A soft tissue lesion is also noted in the sacral region extending into the epidural space at that level with probable erosion of the spinous process of S1.
The dorso-lumbar vertebral bodies appear relatively hypointense when compared to normal marrow on the T1 Weighted images but appear isointense to normal marrow on the T2 Weighted images. The visualized dorso-lumbar intervertebral discs reveal normal signal intensity. The facet joints are unremarkable.
The conus medullaris terminates at the L1 level.
Incidentally noted is a consolidated left lung with probable underlying left pleural effusion and focal parenchymal lesions (?? cavities, in the lung fields on either side).

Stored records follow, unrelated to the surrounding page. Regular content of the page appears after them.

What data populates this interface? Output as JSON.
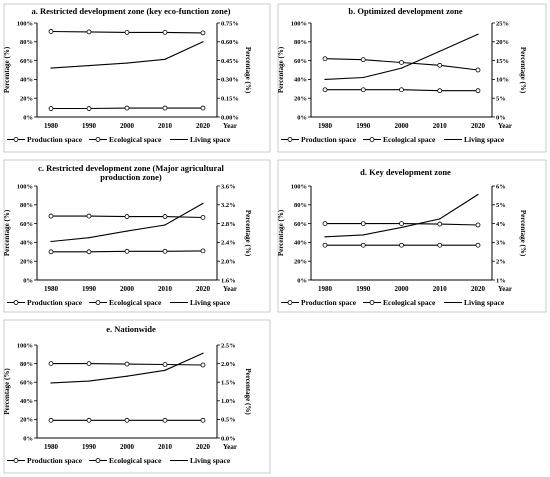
{
  "chart_data": [
    {
      "type": "line",
      "title": "a. Restricted development zone (key eco-function zone)",
      "x": [
        "1980",
        "1990",
        "2000",
        "2010",
        "2020"
      ],
      "xlabel": "Year",
      "ylabel": "Percentage (%)",
      "ylabel_right": "Percentage (%)",
      "ylim": [
        0,
        100
      ],
      "yticks": [
        "0%",
        "20%",
        "40%",
        "60%",
        "80%",
        "100%"
      ],
      "ylim_right": [
        0,
        0.75
      ],
      "yticks_right": [
        "0.00%",
        "0.15%",
        "0.30%",
        "0.45%",
        "0.60%",
        "0.75%"
      ],
      "series": [
        {
          "name": "Production space",
          "axis": "left",
          "values": [
            9,
            9,
            9.5,
            9.5,
            9.5
          ]
        },
        {
          "name": "Ecological space",
          "axis": "left",
          "values": [
            91,
            90.5,
            90,
            90,
            89.5
          ]
        },
        {
          "name": "Living space",
          "axis": "right",
          "values": [
            0.39,
            0.41,
            0.43,
            0.46,
            0.6
          ]
        }
      ]
    },
    {
      "type": "line",
      "title": "b. Optimized development zone",
      "x": [
        "1980",
        "1990",
        "2000",
        "2010",
        "2020"
      ],
      "xlabel": "Year",
      "ylabel": "Percentage (%)",
      "ylabel_right": "Percentage (%)",
      "ylim": [
        0,
        100
      ],
      "yticks": [
        "0%",
        "20%",
        "40%",
        "60%",
        "80%",
        "100%"
      ],
      "ylim_right": [
        0,
        25
      ],
      "yticks_right": [
        "0%",
        "5%",
        "10%",
        "15%",
        "20%",
        "25%"
      ],
      "series": [
        {
          "name": "Production space",
          "axis": "left",
          "values": [
            62,
            61,
            58,
            55,
            50
          ]
        },
        {
          "name": "Ecological space",
          "axis": "left",
          "values": [
            29,
            29,
            29,
            28,
            28
          ]
        },
        {
          "name": "Living space",
          "axis": "right",
          "values": [
            10,
            10.5,
            13,
            17.5,
            22
          ]
        }
      ]
    },
    {
      "type": "line",
      "title": "c. Restricted development zone (Major agricultural production zone)",
      "x": [
        "1980",
        "1990",
        "2000",
        "2010",
        "2020"
      ],
      "xlabel": "Year",
      "ylabel": "Percentage (%)",
      "ylabel_right": "Percentage (%)",
      "ylim": [
        0,
        100
      ],
      "yticks": [
        "0%",
        "20%",
        "40%",
        "60%",
        "80%",
        "100%"
      ],
      "ylim_right": [
        1.6,
        3.6
      ],
      "yticks_right": [
        "1.6%",
        "2.0%",
        "2.4%",
        "2.8%",
        "3.2%",
        "3.6%"
      ],
      "series": [
        {
          "name": "Production space",
          "axis": "left",
          "values": [
            68,
            68,
            67.5,
            67.5,
            66.5
          ]
        },
        {
          "name": "Ecological space",
          "axis": "left",
          "values": [
            30,
            30,
            30.5,
            30.5,
            31
          ]
        },
        {
          "name": "Living space",
          "axis": "right",
          "values": [
            2.42,
            2.5,
            2.64,
            2.77,
            3.23
          ]
        }
      ]
    },
    {
      "type": "line",
      "title": "d. Key development zone",
      "x": [
        "1980",
        "1990",
        "2000",
        "2010",
        "2020"
      ],
      "xlabel": "Year",
      "ylabel": "Percentage (%)",
      "ylabel_right": "Percentage (%)",
      "ylim": [
        0,
        100
      ],
      "yticks": [
        "0%",
        "20%",
        "40%",
        "60%",
        "80%",
        "100%"
      ],
      "ylim_right": [
        1,
        6
      ],
      "yticks_right": [
        "1%",
        "2%",
        "3%",
        "4%",
        "5%",
        "6%"
      ],
      "series": [
        {
          "name": "Production space",
          "axis": "left",
          "values": [
            60,
            60,
            60,
            59.5,
            58.5
          ]
        },
        {
          "name": "Ecological space",
          "axis": "left",
          "values": [
            37,
            37,
            37,
            37,
            37
          ]
        },
        {
          "name": "Living space",
          "axis": "right",
          "values": [
            3.3,
            3.4,
            3.8,
            4.25,
            5.55
          ]
        }
      ]
    },
    {
      "type": "line",
      "title": "e. Nationwide",
      "x": [
        "1980",
        "1990",
        "2000",
        "2010",
        "2020"
      ],
      "xlabel": "Year",
      "ylabel": "Percentage (%)",
      "ylabel_right": "Percentage (%)",
      "ylim": [
        0,
        100
      ],
      "yticks": [
        "0%",
        "20%",
        "40%",
        "60%",
        "80%",
        "100%"
      ],
      "ylim_right": [
        0,
        2.5
      ],
      "yticks_right": [
        "0.0%",
        "0.5%",
        "1.0%",
        "1.5%",
        "2.0%",
        "2.5%"
      ],
      "series": [
        {
          "name": "Production space",
          "axis": "left",
          "values": [
            19,
            19,
            19,
            19,
            19
          ]
        },
        {
          "name": "Ecological space",
          "axis": "left",
          "values": [
            80,
            80,
            79.5,
            79,
            78.5
          ]
        },
        {
          "name": "Living space",
          "axis": "right",
          "values": [
            1.48,
            1.53,
            1.66,
            1.82,
            2.28
          ]
        }
      ]
    }
  ]
}
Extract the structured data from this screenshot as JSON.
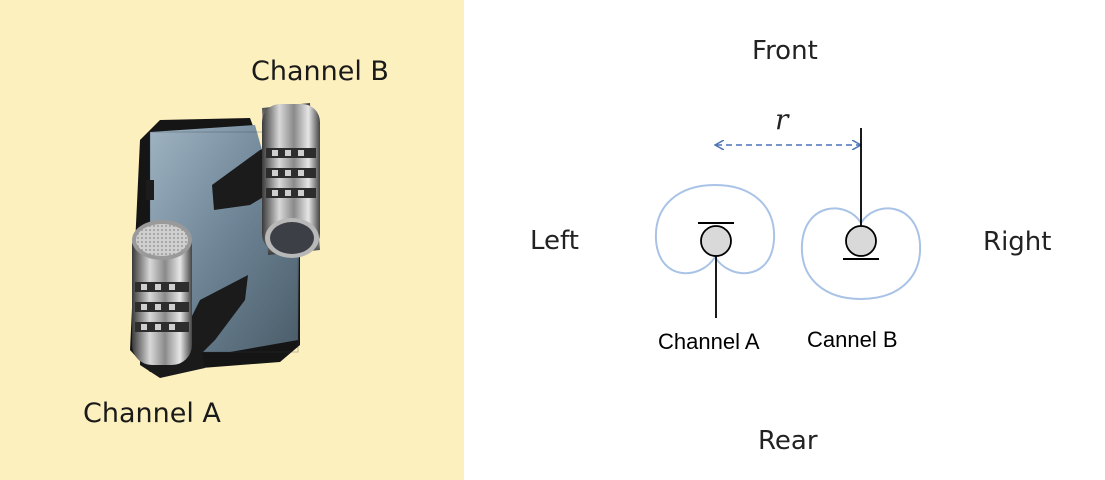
{
  "photo": {
    "label_channel_a": "Channel A",
    "label_channel_b": "Channel B"
  },
  "diagram": {
    "front": "Front",
    "rear": "Rear",
    "left": "Left",
    "right": "Right",
    "distance_symbol": "r",
    "mic_a_label": "Channel A",
    "mic_b_label": "Cannel B"
  },
  "colors": {
    "photo_background": "#fdf0bf",
    "polar_pattern": "#a9c3e6",
    "distance_arrow": "#4a72b5",
    "capsule_fill": "#d9d9d9"
  }
}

Altered signal of the D3, D5, D7 and D8 vertebral bodies most likely represent osteitis, probably tuberculous osteitis. Paravertebral and right lateral epidural soft tissue lesion over the D9 to D12 levels and soft tissue lesion in the sacral region may represent granulation tissue/abscess. There is resultant cord compression and cord signal alteration suggesting cord edema/ischemia.
The possibility of the above described lesion representing a neoplasm is less likely.
Altered signal in the rest of the visualized dorso-lumbar vertebrae may represent preponderance of hematopoeitic marrow.
Changes in the thorax are described above.